Broad-spectrum CBD is not as easily accessible as the other two types, commonly. Once again we see the same extraction process used to reach a broad-spectrum product. This is also the preferred option for those wanting to avoid THC entirely for whatever reason.
With a better understanding of the different CBD types, no we can look at the different types of carrier agents for cannabidiol. A carrier agent is the base through which to consume the CBD and other involved cannabinoids. While CBD oils and tinctures may look the same, they are actually drastically different.
The main difference between an oil and a tincture is the carrier. In CBD oils, the carrier of the CBD is the oil used in the product. In a CBD tincture which is also a liquid, the carrier is an alcohol. The similarity between these two, other then the cannabinoid content, is the fact that they’re both in the form of a liquid.
While searching for a suitable CBD product can feel complicated, understanding the information above will make your search considerably easier. CBD concentrates are available in many forms and contain high quantities of cannabidiol. Raw CBD oil hasn’t been decarboxylated (heated and activated), resulting in different cannabinoids than other CBD products. PCR (Phyto-cannabinoid rich) hemp oil means the end product contains the full-spectrum of cannabinoids, including THC.
While looking for CBD can feel complicated, knowing a few specific things will make it much easier. CBD concentrates come in many forms and normally contain 45% to 99.9% cannabidiol. Raw CBD oil hasn’t been decarboxylated (heated and activated) and therefore has different cannabinoids than other CBD oil. PCR (Phyto-cannabinoid rich) hemp oil means that the oil has a full spectrum of the cannabinoids in the final oil product.

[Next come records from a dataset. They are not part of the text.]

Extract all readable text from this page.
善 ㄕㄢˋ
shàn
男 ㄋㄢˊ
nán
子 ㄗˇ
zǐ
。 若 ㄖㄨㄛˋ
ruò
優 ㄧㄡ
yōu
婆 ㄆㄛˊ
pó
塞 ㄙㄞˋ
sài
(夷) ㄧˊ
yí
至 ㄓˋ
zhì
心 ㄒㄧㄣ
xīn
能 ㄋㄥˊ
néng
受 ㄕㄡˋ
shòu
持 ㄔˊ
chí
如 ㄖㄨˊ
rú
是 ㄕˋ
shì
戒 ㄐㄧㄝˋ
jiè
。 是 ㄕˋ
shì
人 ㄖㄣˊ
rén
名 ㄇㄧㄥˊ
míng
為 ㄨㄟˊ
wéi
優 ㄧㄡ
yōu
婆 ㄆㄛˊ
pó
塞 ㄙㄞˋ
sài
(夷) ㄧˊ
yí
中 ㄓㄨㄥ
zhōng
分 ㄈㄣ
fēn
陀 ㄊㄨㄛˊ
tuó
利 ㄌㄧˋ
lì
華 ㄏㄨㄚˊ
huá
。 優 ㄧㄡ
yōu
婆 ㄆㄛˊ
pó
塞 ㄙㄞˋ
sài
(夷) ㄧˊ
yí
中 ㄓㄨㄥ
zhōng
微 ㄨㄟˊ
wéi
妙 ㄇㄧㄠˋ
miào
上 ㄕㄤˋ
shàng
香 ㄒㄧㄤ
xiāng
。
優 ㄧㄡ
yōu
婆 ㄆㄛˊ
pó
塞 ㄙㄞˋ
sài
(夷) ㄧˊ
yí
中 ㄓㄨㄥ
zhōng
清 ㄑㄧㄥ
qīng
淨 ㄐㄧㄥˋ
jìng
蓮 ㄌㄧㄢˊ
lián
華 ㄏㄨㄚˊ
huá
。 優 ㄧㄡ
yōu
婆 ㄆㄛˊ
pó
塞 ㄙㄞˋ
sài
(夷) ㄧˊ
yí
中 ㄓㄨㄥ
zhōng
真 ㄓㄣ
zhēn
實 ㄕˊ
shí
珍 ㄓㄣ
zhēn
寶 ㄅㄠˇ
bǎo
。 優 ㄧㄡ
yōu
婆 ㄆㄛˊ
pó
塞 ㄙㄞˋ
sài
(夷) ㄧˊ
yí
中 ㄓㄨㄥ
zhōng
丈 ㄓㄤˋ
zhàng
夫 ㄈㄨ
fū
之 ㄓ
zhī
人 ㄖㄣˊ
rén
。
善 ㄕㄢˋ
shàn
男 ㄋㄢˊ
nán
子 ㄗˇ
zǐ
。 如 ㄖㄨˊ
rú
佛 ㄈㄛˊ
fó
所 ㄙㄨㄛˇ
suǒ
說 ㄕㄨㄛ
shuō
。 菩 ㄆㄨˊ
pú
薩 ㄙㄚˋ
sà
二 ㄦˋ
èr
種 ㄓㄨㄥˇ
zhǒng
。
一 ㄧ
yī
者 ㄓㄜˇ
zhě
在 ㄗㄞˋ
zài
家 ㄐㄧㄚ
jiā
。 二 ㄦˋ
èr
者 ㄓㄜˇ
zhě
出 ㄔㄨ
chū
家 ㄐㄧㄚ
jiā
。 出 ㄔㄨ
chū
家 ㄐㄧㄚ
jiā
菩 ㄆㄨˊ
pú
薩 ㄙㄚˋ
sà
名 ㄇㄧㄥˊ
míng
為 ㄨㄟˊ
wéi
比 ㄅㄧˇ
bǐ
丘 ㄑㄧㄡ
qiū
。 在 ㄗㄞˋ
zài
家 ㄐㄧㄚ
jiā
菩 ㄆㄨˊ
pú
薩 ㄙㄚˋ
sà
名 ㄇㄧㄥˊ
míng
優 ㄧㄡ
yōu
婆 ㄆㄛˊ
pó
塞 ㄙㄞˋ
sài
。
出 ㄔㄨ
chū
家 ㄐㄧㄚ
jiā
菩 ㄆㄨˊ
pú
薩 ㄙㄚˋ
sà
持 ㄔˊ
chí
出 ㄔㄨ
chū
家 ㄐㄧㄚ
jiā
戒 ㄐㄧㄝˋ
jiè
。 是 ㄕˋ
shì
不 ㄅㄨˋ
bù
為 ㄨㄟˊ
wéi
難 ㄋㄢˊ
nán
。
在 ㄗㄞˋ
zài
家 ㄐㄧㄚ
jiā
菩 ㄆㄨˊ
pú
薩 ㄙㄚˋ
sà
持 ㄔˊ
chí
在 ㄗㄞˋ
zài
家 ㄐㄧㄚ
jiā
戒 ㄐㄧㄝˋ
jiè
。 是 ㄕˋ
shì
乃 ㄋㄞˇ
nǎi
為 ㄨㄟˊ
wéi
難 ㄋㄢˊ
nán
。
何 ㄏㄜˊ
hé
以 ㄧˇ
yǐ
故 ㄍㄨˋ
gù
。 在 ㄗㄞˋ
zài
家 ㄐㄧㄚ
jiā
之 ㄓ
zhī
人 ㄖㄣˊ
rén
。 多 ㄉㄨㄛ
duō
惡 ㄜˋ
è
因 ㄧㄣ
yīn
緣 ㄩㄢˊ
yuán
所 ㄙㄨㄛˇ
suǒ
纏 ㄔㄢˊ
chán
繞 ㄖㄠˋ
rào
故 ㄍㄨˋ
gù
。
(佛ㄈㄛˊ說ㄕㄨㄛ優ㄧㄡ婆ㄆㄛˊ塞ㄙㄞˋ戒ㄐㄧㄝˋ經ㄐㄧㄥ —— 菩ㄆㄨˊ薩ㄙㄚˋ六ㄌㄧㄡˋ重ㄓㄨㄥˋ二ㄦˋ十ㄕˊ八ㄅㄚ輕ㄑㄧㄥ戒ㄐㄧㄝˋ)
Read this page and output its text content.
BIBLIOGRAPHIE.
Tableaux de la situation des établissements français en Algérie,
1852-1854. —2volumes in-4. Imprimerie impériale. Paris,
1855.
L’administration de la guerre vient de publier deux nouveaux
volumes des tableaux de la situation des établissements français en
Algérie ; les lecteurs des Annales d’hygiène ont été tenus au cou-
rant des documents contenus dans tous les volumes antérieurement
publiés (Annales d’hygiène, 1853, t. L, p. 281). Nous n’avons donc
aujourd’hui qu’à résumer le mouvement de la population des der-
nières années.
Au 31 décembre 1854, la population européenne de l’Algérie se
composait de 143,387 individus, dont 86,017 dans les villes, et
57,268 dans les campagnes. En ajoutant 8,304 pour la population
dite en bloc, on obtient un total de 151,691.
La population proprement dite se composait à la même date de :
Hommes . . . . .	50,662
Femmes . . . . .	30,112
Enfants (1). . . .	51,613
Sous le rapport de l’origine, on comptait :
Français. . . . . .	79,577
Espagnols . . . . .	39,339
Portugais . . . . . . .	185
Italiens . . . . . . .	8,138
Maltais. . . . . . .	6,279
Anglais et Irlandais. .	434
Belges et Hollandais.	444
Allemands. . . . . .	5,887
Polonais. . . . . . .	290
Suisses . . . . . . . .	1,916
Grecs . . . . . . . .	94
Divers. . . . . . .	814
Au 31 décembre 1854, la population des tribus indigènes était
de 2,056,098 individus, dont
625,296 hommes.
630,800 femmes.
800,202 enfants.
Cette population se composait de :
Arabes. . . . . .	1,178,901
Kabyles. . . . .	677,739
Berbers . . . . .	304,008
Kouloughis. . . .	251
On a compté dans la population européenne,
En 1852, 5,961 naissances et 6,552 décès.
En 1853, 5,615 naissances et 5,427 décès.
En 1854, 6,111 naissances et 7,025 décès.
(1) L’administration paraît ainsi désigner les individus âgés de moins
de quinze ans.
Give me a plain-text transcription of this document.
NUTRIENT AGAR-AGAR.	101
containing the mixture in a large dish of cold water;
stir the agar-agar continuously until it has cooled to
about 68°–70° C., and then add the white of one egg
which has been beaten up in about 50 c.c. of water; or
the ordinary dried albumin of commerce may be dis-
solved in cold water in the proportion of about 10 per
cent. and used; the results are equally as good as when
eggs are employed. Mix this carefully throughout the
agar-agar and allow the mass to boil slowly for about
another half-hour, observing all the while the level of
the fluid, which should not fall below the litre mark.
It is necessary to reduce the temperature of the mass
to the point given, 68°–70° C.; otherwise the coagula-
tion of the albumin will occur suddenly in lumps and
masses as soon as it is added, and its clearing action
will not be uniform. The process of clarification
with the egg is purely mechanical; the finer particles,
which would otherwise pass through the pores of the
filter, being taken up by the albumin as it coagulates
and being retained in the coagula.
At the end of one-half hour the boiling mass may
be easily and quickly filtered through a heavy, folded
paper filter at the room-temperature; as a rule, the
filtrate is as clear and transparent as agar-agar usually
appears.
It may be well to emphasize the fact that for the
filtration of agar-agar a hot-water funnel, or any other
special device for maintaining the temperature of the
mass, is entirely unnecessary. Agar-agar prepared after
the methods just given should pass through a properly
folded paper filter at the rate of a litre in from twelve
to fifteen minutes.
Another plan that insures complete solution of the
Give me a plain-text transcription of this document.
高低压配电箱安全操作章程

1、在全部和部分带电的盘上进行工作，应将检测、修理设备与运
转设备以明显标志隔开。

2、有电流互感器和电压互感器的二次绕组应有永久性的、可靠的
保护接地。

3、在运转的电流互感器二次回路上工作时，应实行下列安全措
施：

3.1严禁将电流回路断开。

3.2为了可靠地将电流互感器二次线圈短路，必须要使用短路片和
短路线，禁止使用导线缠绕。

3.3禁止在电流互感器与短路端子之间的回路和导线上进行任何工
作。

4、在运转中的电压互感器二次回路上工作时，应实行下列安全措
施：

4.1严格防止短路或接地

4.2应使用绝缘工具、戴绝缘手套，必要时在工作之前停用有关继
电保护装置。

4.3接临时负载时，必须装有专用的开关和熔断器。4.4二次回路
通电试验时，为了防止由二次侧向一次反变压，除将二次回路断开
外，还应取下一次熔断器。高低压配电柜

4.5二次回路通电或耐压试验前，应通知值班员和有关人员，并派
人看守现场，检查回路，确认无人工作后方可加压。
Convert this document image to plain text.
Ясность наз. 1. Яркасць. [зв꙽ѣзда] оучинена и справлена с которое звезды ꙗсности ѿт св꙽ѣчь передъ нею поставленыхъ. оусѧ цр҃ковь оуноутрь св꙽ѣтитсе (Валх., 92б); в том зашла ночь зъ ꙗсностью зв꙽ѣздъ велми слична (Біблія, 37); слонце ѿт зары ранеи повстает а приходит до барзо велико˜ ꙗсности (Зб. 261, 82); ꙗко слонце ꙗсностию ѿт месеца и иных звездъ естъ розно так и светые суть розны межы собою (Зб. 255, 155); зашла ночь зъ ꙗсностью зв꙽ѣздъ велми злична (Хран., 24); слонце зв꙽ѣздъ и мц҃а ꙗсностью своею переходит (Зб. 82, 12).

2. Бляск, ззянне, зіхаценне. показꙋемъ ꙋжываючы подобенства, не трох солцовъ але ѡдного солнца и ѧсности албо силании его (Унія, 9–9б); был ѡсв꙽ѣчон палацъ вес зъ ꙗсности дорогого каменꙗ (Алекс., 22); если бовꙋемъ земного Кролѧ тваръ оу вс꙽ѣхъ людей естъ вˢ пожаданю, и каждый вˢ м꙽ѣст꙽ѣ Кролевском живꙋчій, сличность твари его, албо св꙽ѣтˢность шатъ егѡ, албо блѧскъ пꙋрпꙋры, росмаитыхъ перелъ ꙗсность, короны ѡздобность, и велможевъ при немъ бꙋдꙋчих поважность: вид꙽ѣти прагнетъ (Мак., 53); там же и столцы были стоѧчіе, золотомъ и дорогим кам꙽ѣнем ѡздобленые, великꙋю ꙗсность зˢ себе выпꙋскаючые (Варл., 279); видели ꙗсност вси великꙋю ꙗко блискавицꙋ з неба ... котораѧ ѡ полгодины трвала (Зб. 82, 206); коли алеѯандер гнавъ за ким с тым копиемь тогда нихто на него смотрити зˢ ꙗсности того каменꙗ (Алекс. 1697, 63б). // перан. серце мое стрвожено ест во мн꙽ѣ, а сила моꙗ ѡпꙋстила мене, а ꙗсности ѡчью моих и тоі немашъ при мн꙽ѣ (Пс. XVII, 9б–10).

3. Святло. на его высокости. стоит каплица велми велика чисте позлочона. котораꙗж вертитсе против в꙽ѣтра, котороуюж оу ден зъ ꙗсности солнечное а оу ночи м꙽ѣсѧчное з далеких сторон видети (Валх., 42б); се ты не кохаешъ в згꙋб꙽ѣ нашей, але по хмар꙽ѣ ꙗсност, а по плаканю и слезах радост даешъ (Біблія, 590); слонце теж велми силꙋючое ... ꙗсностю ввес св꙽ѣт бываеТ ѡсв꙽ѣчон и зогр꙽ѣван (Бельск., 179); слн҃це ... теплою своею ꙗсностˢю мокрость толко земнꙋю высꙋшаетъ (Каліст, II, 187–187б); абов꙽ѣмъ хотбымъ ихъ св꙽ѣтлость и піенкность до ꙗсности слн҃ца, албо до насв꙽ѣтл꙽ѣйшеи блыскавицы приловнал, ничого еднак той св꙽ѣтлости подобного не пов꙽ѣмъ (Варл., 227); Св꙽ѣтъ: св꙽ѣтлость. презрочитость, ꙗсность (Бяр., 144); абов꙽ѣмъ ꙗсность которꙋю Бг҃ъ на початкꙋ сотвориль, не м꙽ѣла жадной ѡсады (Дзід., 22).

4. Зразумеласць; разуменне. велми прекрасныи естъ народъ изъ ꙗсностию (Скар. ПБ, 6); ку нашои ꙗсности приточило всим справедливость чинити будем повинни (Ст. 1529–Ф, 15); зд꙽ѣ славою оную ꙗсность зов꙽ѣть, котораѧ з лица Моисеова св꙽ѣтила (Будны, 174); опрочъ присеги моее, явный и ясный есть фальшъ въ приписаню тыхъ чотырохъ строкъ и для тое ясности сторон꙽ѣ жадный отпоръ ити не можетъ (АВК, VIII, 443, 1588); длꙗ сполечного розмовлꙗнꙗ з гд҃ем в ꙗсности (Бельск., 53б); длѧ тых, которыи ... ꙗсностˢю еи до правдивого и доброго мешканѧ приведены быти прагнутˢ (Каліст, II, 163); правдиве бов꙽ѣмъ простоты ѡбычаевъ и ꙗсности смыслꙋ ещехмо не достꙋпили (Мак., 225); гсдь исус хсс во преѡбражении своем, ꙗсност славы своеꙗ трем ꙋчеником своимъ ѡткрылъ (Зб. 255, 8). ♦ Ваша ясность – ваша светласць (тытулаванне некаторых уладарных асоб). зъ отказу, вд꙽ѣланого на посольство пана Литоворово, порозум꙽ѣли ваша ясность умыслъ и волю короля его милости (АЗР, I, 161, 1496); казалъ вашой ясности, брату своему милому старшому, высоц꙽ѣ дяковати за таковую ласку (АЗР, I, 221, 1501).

There are three main types of CBD products:
1. CBD Isolate
2. Full Spectrum CBD
3. Broad Spectrum CBD
When purchasing CBD, you’ll need to decide an oil or a tincture. CBD oils utilise oil as the cannabinoid carrier, while tinctures utilise alcohol for this. CBD products will not get you high, but the inclusion of THC in some may show up on drug tests.
We hope you found this article informative and helpful, assisting you in starting your journey with CBD.